Such reporting serves as a distraction from the real power play at work and the grave regional implications.
For a start, the number of detained princes, as well as current and former government ministers, are in the dozens. The profiles of those arrested suggest a pattern that has more to do with eliminating potential rivals than with alleged corruption.
Potentially most sinister is that on the day of the mass arrests, a contender for inheriting the Saudi throne was killed in a helicopter crash. Prince Mansour bin Muqrin (42) was among eight officials who died when their chopper went down in southern Asir Province near the border with Yemen. Saudi media have not given any details about the cause of the crash. One might have expected the Saudis to lay the blame on Houthi rebels and, by extension, Iran. But no. The House of Saud and its media outlets have said little about the death of this senior royal. Significantly, too, the Houthi rebels and their media have said little about the incident. If there was a chance of the rebels being involved, one might expect them to prompt a propaganda coup claiming a spectacular blow against the Saudis whom they have been fighting a war against since March 2015.
The chopper victim Prince Mansour was the son of 72-year-old Prince Muqrin, who is one of the last surviving sons of the Saudi kingdom's founder Ibn Saud. (He is a half-brother to the sitting King Salman.)
Prince Muqrin was also former head of Saudi state intelligence (2005-2012) before he was made Crown Prince in January 2015 upon the death of his brother, the late King Abdullah. In the arcane world of Saudi power inheritance, the throne has always passed between Ibn Saud's sons, or from brother to brother. When Abdullah died in January 2015, the next in line was their brother Salman (the present king). After Salman, according to traditional succession rules, the next heir to the throne should have been Muqrin, who indeed was made Crown Prince in January 2015. However, three months later, King Salman demoted Muqrin as heir apparent. He was sidelined to make way for the emergence of Mohammed bin Salman, the son of the king, as Crown Prince. That marked an unprecedented rupture in Saudi royal tradition, and no doubt has left a seething resentment among the clans comprising the House of Saud.

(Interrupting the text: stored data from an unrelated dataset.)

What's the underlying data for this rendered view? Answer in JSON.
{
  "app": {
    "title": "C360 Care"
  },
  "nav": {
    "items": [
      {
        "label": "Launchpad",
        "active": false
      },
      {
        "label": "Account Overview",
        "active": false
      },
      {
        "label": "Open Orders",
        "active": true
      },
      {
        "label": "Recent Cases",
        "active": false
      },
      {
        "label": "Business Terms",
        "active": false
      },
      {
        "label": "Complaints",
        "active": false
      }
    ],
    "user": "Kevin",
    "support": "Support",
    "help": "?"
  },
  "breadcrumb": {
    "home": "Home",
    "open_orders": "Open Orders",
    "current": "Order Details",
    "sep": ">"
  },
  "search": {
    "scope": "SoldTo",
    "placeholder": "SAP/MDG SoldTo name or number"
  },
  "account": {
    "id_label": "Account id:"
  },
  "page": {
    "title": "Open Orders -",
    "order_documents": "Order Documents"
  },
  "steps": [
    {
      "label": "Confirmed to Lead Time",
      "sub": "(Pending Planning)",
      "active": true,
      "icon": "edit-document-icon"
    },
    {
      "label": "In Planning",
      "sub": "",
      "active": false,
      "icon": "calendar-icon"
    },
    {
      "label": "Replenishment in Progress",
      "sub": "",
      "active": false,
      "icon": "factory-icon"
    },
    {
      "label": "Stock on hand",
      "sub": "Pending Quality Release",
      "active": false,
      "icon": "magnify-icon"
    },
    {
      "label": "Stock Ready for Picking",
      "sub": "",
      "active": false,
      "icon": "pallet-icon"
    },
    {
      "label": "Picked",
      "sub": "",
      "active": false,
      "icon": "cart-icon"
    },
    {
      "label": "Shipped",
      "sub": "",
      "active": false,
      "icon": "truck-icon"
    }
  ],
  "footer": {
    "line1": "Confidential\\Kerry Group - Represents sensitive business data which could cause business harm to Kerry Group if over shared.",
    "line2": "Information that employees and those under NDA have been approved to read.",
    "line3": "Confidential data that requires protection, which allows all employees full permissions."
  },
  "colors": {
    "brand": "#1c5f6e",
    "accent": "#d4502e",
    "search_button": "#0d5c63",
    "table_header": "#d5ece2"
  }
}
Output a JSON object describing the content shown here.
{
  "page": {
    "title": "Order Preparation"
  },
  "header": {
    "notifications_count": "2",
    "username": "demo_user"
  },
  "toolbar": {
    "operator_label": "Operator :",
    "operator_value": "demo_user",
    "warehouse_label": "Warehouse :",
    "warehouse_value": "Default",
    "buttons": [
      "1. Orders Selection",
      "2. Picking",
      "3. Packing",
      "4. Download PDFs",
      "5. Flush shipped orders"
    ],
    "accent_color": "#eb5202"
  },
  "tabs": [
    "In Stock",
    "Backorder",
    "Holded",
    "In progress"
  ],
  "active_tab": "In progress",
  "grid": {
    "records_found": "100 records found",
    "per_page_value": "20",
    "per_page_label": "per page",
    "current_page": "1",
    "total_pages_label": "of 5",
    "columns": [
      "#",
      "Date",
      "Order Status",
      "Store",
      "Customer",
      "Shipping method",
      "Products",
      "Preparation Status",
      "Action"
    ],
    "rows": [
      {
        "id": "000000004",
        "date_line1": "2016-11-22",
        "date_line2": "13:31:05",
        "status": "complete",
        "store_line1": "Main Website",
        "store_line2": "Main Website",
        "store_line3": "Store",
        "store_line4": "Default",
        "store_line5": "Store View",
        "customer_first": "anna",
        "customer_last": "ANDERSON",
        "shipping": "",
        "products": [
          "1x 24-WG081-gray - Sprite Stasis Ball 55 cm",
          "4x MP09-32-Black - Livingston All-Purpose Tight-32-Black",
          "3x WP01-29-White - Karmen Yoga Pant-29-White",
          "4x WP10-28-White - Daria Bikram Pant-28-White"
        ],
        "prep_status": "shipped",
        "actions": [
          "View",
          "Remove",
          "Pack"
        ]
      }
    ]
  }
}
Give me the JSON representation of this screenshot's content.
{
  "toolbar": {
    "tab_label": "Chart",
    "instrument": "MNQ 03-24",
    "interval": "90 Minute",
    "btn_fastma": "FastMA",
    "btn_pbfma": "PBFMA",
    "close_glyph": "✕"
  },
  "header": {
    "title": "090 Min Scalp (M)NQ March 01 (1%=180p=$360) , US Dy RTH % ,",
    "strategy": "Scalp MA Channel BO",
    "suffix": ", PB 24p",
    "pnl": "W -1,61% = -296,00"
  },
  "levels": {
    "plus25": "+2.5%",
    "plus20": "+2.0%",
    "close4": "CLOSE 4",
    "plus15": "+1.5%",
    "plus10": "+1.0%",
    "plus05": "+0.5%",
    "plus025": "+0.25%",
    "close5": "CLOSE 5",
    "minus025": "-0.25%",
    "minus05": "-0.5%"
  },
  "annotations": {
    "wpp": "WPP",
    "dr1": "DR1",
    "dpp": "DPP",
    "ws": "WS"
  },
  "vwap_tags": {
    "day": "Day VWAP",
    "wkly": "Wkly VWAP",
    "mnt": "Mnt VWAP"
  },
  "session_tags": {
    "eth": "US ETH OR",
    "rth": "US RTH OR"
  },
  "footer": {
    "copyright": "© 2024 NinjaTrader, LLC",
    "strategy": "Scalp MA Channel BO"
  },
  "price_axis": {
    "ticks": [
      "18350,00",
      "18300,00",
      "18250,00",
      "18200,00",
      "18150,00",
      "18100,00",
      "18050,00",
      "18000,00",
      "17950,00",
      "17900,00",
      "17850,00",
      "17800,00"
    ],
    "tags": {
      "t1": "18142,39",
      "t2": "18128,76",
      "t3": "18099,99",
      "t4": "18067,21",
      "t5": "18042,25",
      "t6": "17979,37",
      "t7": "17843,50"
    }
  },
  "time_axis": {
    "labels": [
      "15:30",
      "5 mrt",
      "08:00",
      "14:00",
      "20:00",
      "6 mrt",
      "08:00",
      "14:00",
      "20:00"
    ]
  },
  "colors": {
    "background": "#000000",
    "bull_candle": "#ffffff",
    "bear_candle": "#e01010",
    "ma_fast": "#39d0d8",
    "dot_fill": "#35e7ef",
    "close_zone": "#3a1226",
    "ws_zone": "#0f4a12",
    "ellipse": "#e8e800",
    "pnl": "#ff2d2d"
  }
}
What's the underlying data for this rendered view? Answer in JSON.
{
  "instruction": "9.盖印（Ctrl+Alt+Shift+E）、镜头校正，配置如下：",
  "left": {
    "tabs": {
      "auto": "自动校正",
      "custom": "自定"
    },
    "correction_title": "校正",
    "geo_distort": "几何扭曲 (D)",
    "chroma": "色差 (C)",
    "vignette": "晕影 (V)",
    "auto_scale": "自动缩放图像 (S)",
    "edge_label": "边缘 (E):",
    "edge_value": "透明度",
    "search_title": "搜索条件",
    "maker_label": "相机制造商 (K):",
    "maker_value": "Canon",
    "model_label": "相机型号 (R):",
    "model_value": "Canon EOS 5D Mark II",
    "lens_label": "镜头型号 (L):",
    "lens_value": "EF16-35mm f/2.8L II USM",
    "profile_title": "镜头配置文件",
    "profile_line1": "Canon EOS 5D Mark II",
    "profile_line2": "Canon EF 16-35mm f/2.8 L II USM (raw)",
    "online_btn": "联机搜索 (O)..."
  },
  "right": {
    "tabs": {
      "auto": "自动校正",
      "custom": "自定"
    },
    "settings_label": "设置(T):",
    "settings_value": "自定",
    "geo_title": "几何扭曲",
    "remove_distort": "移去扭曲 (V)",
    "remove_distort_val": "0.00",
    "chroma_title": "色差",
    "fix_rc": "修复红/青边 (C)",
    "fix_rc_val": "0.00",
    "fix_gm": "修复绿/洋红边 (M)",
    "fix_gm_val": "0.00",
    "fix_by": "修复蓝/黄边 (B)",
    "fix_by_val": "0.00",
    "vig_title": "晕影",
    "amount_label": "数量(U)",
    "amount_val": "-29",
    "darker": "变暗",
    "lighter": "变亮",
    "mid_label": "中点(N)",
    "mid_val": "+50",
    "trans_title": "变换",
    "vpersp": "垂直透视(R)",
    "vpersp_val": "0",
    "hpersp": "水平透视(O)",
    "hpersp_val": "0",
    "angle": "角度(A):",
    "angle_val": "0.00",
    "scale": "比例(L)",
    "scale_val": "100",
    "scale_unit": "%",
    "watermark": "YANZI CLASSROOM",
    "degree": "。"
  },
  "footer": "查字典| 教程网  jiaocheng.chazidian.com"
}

Prince Muqrin and his lineage of six sons therefore can be seen as a dangerous rival to the ambitions of Crown Prince Mohammed bin Salman. As his own father King Salman's health declines, the next-in-line appears to be clearing the royal court of potential competition for the throne.
It is not yet known what actually happened to the helicopter ferrying Prince Mansour last weekend. But it seems more than a coincidence that the crash occurred on the same day as the arrest and round-up of several other senior royals. Two of those arrested were Prince Mataib bin Abdullah and Prince Turki bin Abdullah. They are the sons of the late King Abdullah, and like Prince Mansour, they are cousins of Crown Prince MbS, and therefore could potentially mount a challenge to his succession to the throne.
The arrests also targeted the heads of national security, the National Guard and Navy, as well as Western-connected Saudi media magnates Prince Al-Waleed bin Talal and Waleed Al-Ibrahim, who are major shareholders in 20th Century Fox, News Corporation, Apple, Twitter, and TV satellite companies. Those arrests suggest that Crown Prince Mohammed bin Salman is trying to close down any backlash from within the Saudi security establishment, as well as shut off potentially negative media coverage.
Donald Trump immediately hailed the events in Saudi Arabia as a welcome clean-up against corruption. He said people had been "milking the country for years."
There is little doubt that Saudi elites are generally up to their eyes in graft. The House of Saud and the country's fabulously wealth oil industry are a byword for endemic corruption, bribery and racketeering. (Recall the British Al-Yamamah $60 billion arms and bribery scandal during the 1980s under the Thatcher government for example.)
So, for Trump and sections of the Western media to indulge the notion of a reforming Crown Prince overhauling endemic national sleaze is impossibly naive.
It also completely misses the point of how the Saudi rulers are gearing up for a regional war with Iran and via Lebanon by consolidating all power behind Crown Prince MbS and his anti-Iran obsession.
Trump and his business mogul son-in-law Jared Kushner have from an early stage gravitated to Crown Prince MbS for massive US arms sales and Saudi investment in the American economy. Only days before the Saudi purge, Kushner was on a low-key visit to Riyadh to meet with Saudi rulers. Trump also appealed last week to the Saudis to choose US stock markets for the much-anticipated share sell-off for Aramco, the Saudi national oil company, which is expected to fetch $2 trillion.
Crown Prince Mohammed bin Salman, the architect behind the Saudi slaughter in Yemen, is positioning himself with total power in order to pursue his obsession of confronting Iran. That's like pushing an open door when it comes to forming an anti-Iran front with Israel's Benjamin Netanyahu and the Trump administration. And for Trump there is also the added incentive of lavishing Wall Street by pandering to the Saudi despots.